"LOVE" DERSİ İSTERLERDİ,"LAW" DERSİ ALDILAR!..BAŞBUĞ'UN İLETİŞİM DANIŞMANI GAZETECİLERİ NASIL İĞNELEDİ?

İlker Başbuğ'un İletişim danışmanı Nuran Yıldız aşk ve seks gazetecileriyle kafa buldu. Ahmet Hakan'a da göndermelerde bulundu...



"LOVE" DERSİ İSTERLERDİ, "LAW" DERSİ ALDILAR...

Org. Başbuğ iletişim toplantısında LAW silahının yatağını gazetecilere gösterirken bir kısmı kafayı hedeften çekmeye çalışıyordu. Oysa yatak boştu, bu taraftan baksalar öbür taraftan Org. Başbuğ'un burnunu göreceklerdi.

Demek ki neymiş? TSK konusunda ahkam kesen necip Türk basınına acilen habere konu silahların eğitiminin verilmesi zaruriymiş! Bir kısım medya bundan türlü feryat başlıkları çıkarır ya olsun. Boş LAW görünce kaçmak da erkekliğe sığmaz.

Org. Başbuğ LAW'ı gösterip "Bu, silah değil mühimmattır" dediği anda yüz ifadem sırıtmakla gülmek arasında gidip geliyordu.

Karşısında oturanlar, çoktandır gazeteciliği "love" (aşk) üzerinden yapar olmuşken, LAW dersi almaları beni nasıl güldürmesin?
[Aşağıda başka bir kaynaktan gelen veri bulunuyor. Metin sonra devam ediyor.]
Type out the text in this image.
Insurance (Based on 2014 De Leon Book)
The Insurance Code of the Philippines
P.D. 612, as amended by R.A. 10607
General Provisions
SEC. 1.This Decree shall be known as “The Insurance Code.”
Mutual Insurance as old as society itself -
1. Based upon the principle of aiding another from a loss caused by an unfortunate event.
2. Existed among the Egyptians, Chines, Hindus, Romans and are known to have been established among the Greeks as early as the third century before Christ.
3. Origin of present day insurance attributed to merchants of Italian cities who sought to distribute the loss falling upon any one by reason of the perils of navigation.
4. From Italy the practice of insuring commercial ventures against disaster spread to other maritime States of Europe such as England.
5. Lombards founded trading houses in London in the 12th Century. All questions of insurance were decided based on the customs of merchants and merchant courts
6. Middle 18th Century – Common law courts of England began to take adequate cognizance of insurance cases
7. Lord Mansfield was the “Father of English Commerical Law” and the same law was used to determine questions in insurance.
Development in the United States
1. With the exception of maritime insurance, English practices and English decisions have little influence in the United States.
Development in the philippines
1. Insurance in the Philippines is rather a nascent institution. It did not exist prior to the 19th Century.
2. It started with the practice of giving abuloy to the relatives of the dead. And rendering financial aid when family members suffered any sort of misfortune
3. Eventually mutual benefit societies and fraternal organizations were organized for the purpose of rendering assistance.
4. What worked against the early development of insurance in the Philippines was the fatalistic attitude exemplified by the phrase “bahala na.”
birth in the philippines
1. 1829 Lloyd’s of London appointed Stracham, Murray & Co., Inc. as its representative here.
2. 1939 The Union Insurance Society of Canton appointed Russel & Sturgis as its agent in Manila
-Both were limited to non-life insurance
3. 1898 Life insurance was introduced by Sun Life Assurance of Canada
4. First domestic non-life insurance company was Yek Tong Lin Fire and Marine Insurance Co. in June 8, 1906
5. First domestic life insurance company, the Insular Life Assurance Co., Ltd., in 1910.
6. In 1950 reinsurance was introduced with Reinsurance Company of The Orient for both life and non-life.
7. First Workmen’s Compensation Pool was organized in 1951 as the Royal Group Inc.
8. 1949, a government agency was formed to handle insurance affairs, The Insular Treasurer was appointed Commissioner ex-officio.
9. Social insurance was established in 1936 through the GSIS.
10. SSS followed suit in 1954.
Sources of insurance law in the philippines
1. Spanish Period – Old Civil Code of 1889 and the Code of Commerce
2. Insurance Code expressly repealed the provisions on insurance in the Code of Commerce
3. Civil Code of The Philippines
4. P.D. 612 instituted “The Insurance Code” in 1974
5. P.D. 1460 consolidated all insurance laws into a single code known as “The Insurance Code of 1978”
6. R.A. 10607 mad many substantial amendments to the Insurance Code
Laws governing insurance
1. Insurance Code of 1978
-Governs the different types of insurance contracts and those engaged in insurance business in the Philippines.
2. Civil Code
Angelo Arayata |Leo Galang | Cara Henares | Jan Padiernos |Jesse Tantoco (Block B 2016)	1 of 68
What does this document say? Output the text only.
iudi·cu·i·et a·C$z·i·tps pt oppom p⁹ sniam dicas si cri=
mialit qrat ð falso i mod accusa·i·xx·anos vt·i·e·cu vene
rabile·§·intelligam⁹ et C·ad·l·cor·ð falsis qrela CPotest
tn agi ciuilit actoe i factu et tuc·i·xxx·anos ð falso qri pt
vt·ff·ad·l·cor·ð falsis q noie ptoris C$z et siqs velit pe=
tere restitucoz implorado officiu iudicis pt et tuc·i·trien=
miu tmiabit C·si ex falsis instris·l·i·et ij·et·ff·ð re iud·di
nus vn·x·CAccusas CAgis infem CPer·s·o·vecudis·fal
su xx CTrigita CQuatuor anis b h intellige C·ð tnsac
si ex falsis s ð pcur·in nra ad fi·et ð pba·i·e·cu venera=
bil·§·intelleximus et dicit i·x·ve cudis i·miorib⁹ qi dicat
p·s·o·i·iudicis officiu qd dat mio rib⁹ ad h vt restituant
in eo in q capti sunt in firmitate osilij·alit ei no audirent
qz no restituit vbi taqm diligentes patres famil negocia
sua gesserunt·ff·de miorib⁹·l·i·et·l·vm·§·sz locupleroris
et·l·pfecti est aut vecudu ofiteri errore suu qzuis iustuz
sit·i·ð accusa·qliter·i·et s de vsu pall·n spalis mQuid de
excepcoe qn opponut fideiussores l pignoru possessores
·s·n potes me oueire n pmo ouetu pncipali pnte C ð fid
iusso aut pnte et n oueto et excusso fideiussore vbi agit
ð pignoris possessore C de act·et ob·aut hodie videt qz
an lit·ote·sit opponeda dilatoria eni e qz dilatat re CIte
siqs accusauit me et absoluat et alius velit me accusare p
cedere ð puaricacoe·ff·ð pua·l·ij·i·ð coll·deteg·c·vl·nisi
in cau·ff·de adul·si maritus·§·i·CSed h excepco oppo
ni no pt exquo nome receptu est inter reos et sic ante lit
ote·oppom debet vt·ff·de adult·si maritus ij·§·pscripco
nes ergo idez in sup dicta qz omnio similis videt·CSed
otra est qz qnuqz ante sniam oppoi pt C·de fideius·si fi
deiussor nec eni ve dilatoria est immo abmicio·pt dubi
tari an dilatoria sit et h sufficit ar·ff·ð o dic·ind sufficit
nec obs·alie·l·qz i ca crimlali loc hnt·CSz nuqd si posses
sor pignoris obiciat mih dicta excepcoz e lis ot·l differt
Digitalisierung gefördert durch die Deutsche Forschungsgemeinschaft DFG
Çoktandır seks ve aşk konuları medyanın temel konuları. Aşk yazarsan daha çok kazanıyorsun, çünkü daha çok okunuyorsun. Medya patronlarınca el üstünde tutuluyorsun. Üstelik aşk yazınca daha meşhur olmak da cabası. Kendimden biliyorum.

"Aşk yüzyılı" üzerine yazdım, halâ "o yazının yazarı" diye parmakla gösteriliyorum. O yazı için o hafta en az dört dergiden söyleşi teklifi almıştım.

"LAW" dersi ertesinde, "love" derslerine alışkın gazete köşelerinde "Love'dan LAW'a" yazıları beklerken medya etiği yazdılar, utanmış olmaktan belki, bilmiyorum.

Sermayesi muziplik olan Ahmet Hakan love/LAW meselesini yakalar dedim olmadı. Kendi "love" meseleleriyle meşgul olsa gerek, performansı bu aralar düşük.

Genelkurmay Başkanı "5 boş law'ı 50 kez gösteriyorsunuz ama Obama'nın güvenlik danışmanıyla görüşüyorum haberiniz olmuyor" diyerek fakültelerin gazetecilik hocalarına malzeme veriyor. Bu sözün gerisinde değişen, içi boşalan haber anlayışı duruyor.

Nasıl ki muhalefetin boşluğu Başbakan tarafından dolduruluyorsa, haberin boşluğuna da asker talip oluyor. "Law"ın "hukuk" anlamına gelişiyle, Org. Başbuğ'un "law/hukuk" derslerine ise hiç girmeyeyim.

Medya haksız mı peki? Topraktan silah "fışkırtmazsa", Hadise'nin kalçasını kıvırtmazsa bakan kim, okuyan kim...

Konu medyanın ağlanacak halinden açılmışken, gazetelerde siyaset haberi yazanlar, yazmakla kalmayıp yorumlayanlar ve sonradan siyaset yazarı olanlar için acilen hizmet içi eğitim programı gerek.

Program "siyaset yazmaya yeni başlayanlar", "orta seviye" ve "ileri seviye" olarak tasarlanabilir.

Örneğin, Kültür ve Turizm Bakanı Ergenekon eleştirisi yaptı diye bakanlıktan alınacak haberleri yapanların 7 yıldır Başbakanlık yapan Erdoğan hakkında da, siyasetin işleyişi hakkında da zerre bilgileri olmadığını geçen hafta ifade etmeye çalışmıştım.

"Çok siyasetçi tanımak gazeteciyi siyaset yazarı yapmaz, yapsa yapsa dedikodu yazarı yapar."